Tom Lane wrote:
Frans <fr...@geodan.nl> writes:
Tom Lane wrote:
The
fuzzystrmatch module doesn't really work with utf8 (nor any other
multibyte encoding), because it depends on the <ctype.h> functions.
What you'll probably get when applying it to non-ascii utf8 is
an invalidly encoded string.
Well, in 8.2.6 the result for non-ASCII UTF-8 was an empty string (ASCII
code 0).
A comparison of the 8.2 and 8.3 fuzzystrmatch sources shows no
difference. The behavior of the ascii() function has indeed changed,
but soundex() is no more nor less broken than it was before.

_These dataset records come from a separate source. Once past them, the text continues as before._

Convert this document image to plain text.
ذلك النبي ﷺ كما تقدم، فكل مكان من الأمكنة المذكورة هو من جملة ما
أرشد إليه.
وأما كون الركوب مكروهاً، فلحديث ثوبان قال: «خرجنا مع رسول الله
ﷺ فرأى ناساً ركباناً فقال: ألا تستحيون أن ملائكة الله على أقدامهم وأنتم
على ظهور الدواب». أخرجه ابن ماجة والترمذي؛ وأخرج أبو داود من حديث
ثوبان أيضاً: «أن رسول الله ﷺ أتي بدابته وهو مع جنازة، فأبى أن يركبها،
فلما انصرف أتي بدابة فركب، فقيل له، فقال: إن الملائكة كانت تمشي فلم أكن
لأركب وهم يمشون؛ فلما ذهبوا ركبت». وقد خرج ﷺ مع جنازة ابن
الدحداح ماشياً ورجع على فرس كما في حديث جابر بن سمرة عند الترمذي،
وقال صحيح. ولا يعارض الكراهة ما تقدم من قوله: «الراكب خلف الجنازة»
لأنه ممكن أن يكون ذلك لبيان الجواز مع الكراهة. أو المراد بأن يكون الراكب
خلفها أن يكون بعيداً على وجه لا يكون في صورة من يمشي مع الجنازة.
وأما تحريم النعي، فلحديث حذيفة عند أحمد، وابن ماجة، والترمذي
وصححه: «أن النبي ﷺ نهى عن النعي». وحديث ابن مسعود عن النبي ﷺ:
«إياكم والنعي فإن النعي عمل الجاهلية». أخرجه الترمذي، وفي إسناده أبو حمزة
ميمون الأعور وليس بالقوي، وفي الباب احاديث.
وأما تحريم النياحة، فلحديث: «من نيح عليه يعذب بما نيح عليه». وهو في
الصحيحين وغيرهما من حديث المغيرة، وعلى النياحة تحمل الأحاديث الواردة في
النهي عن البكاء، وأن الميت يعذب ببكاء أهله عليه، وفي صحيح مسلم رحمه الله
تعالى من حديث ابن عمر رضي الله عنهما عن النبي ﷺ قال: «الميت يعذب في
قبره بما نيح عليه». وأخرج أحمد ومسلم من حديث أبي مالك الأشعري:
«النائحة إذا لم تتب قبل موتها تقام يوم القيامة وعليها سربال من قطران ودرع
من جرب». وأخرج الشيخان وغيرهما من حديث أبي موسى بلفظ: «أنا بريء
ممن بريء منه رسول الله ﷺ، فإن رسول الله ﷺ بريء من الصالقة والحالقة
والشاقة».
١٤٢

[ thinks for a bit... ] If you are seeing a difference in what soundex
itself does, the most likely explanation is a difference in the behavior
of isalpha() or perhaps toupper(). Are you running on the same
underlying C library as before? Are you quite sure you have the same
encoding and locale selected?
Thank you for pointing me in the right direction. I have done some more
research now.. I have installed 8.2.13 and 8.3.7 on the same
workstation, selecting locale=C and character encoding=UTF-8 in both
cases. In both cases soundex() behaved as desired, i.e. it produces a
null string if it can not handle the input. It looks like the difference
in behaviour I noticed was not caused by the different PostgreSQL
versions after all, but by a different locale setting. I see (in
postgresql.ini) that for the database in which soundex() produces the
'wrong' output the locale apparently was set to 'Dutch_Netherlands'. I
can not recall consciously selecting this locale but it might have been
set by the installer. Does it make sense that the locale setting
influences the workings of the soundex function?
In the database where I noticed the undesired soundex() behaviour I did
a further test, using the bit_length() function. The query "(select
bit_length(soundex('?'))" returns a value of 0 where ascii() also
returns 0 but it returns a value of 32 in the other case (where ascii()
returns 944). So it seems soundex() really has a different output in
both cases.
I don't know now if this issue should still be regarded as a bug.. At
least it seems to me that the locale setting is also affecting the
soundex function should be documented.
regards, tom lane